Non-object schemas are unsupported for `claude-code` and must be rejected at
startup with a clear error. In practice KTX tool inputs are already `z.object`.
## Stop reasons and failures
The Claude runner maps the SDK's typed result message to
`RunLoopStopReason = "budget" | "natural" | "error"`:
- `subtype: "error_max_turns"` or `stop_reason: "max_turns"` -> `"budget"`.
- `subtype: "success"` -> `"natural"`.
- Other error subtypes or non-null unsuccessful stop reasons -> `"error"`.
`Stop` hooks are not the authoritative stop-reason source because they do not
carry the terminal reason. They remain useful for lifecycle logging. Tool failure
counting should use `PostToolUseFailure` and feed the same mechanism that
`stage-3-work-units.ts` checks through `toolFailureCount?(wu.unitKey)`.
## Auth and setup
`ktx setup` must validate that Claude Code SDK auth is usable, not just that
`~/.claude/` exists. Acceptable validation strategies:
- A minimal SDK probe call with `settingSources: []`, `tools: []`, and
`maxTurns: 1`.
- An SDK-provided account/auth status method if the pinned version exposes one.
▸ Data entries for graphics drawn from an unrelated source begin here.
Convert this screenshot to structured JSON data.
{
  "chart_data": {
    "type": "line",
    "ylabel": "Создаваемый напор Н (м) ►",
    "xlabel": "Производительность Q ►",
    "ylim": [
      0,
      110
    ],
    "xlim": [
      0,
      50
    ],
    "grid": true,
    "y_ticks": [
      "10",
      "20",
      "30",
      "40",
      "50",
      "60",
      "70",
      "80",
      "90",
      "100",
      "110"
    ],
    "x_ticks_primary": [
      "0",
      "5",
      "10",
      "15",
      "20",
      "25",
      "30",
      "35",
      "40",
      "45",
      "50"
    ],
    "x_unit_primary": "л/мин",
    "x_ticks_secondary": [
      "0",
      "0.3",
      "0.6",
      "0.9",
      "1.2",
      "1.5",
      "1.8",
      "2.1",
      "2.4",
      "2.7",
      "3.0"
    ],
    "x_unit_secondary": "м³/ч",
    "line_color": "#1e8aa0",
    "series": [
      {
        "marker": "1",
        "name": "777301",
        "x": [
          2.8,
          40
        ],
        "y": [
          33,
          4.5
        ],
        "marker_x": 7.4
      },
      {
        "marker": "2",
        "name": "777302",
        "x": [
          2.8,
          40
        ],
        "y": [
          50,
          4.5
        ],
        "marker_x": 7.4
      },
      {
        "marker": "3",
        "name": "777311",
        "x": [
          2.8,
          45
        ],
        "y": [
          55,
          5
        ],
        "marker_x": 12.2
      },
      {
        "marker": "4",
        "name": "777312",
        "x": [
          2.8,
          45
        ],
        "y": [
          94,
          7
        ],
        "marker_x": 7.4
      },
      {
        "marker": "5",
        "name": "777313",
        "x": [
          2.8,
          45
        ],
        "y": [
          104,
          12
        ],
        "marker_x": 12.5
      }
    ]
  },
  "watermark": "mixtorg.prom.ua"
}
- A docs-endorsed file-presence check only if the official SDK docs explicitly
state that it proves auth usability.
Failure copy should tell the user to authenticate Claude Code locally with the
Claude Code CLI, then rerun setup or ingest.
## Documentation impact
Docs updates are required because this changes user-visible setup and ingest
behavior:
- `docs-site/content/docs/getting-started/quickstart.mdx`
- `docs-site/content/docs/cli-reference/ktx-setup.mdx`
- `docs-site/content/docs/guides/building-context.mdx`
- Any config reference page that documents `llm.provider.backend`
The docs must say that `claude-code` uses the user's own local Claude Code
session. Do not describe it as a way for KTX to resell, pool, or productize
Claude subscription limits.
## Verified evidence
- Current `KtxLlmProvider` returns AI SDK `LanguageModel` instances and only
supports `anthropic`, `vertex`, and `gateway`
(`packages/llm/src/types.ts`, `packages/llm/src/model-provider.ts`).
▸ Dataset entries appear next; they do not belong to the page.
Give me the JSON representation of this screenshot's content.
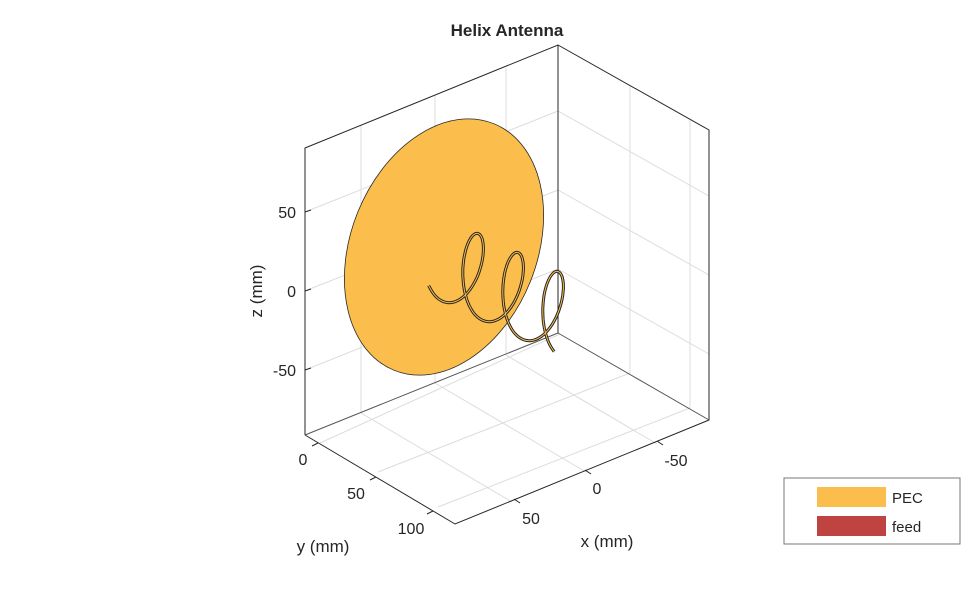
{
  "chart_data": {
    "type": "3d-surface",
    "title": "Helix Antenna",
    "xlabel": "x (mm)",
    "ylabel": "y (mm)",
    "zlabel": "z (mm)",
    "x_ticks": [
      "-50",
      "0",
      "50"
    ],
    "y_ticks": [
      "0",
      "50",
      "100"
    ],
    "z_ticks": [
      "50",
      "0",
      "-50"
    ],
    "grid": true,
    "legend_position": "bottom-right",
    "legend": [
      {
        "label": "PEC",
        "color": "#FBBE4D"
      },
      {
        "label": "feed",
        "color": "#BF4340"
      }
    ],
    "colors": {
      "pec": "#FBBE4D",
      "feed": "#BF4340",
      "axes": "#262626",
      "grid": "#DCDCDC"
    }
  }
}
- Project config currently accepts `llm.provider.backend: none | anthropic |
vertex | gateway` (`packages/context/src/project/config.ts`).
- `resolveAgentRunner(...)` currently requires an AI SDK `llmProvider`, and
page triage is only constructed when that provider exists
(`packages/context/src/ingest/local-bundle-runtime.ts`).
- Page triage and light extraction are non-agent LLM calls using
`llmProvider.getModel("triage")` and AI SDK `generateText`
(`packages/context/src/ingest/page-triage/page-triage.service.ts`).
- The Agent SDK TypeScript reference documents `settingSources` defaulting to
no filesystem settings, `allowedTools` as auto-approval rather than
restriction, `permissionMode: "dontAsk"`, `tools`, `disallowedTools`,
`maxTurns`, `mcpServers`, `cwd`, `persistSession`, and SDK result/hook
message shapes.
- The Agent SDK MCP docs show registering MCP servers in `query()` options and
using `allowedTools` for MCP tool access.
- The Agent SDK skills docs say discovered skills can be controlled with the
`skills` option and disabled with `[]`; the runtime should set this
explicitly.
## Open items for the implementation plan
1. Confirm exact TypeScript option names and result-message discriminants
against the pinned `@anthropic-ai/claude-agent-sdk` version.
2. Decide whether to port `ktx scan` non-agent LLM consumers in the same pass or
fail them clearly for `claude-code` until a scan-specific plan exists.
3. Define the final `KtxGenerationPort` and `AgentRunnerPort` file locations and
package exports.
4. Define model alias validation for `sonnet`, `opus`, `haiku`, and full model
IDs.
5. Define the auth probe and make setup/status/doctor report actionable
messages.
6. Write tests that prove page triage is constructed and called under
`llm.provider.backend: claude-code`.
7. Write tests that prove a raw built-in Claude Code tool request is denied and
only `mcp__ktx__*` tools are available during ingest.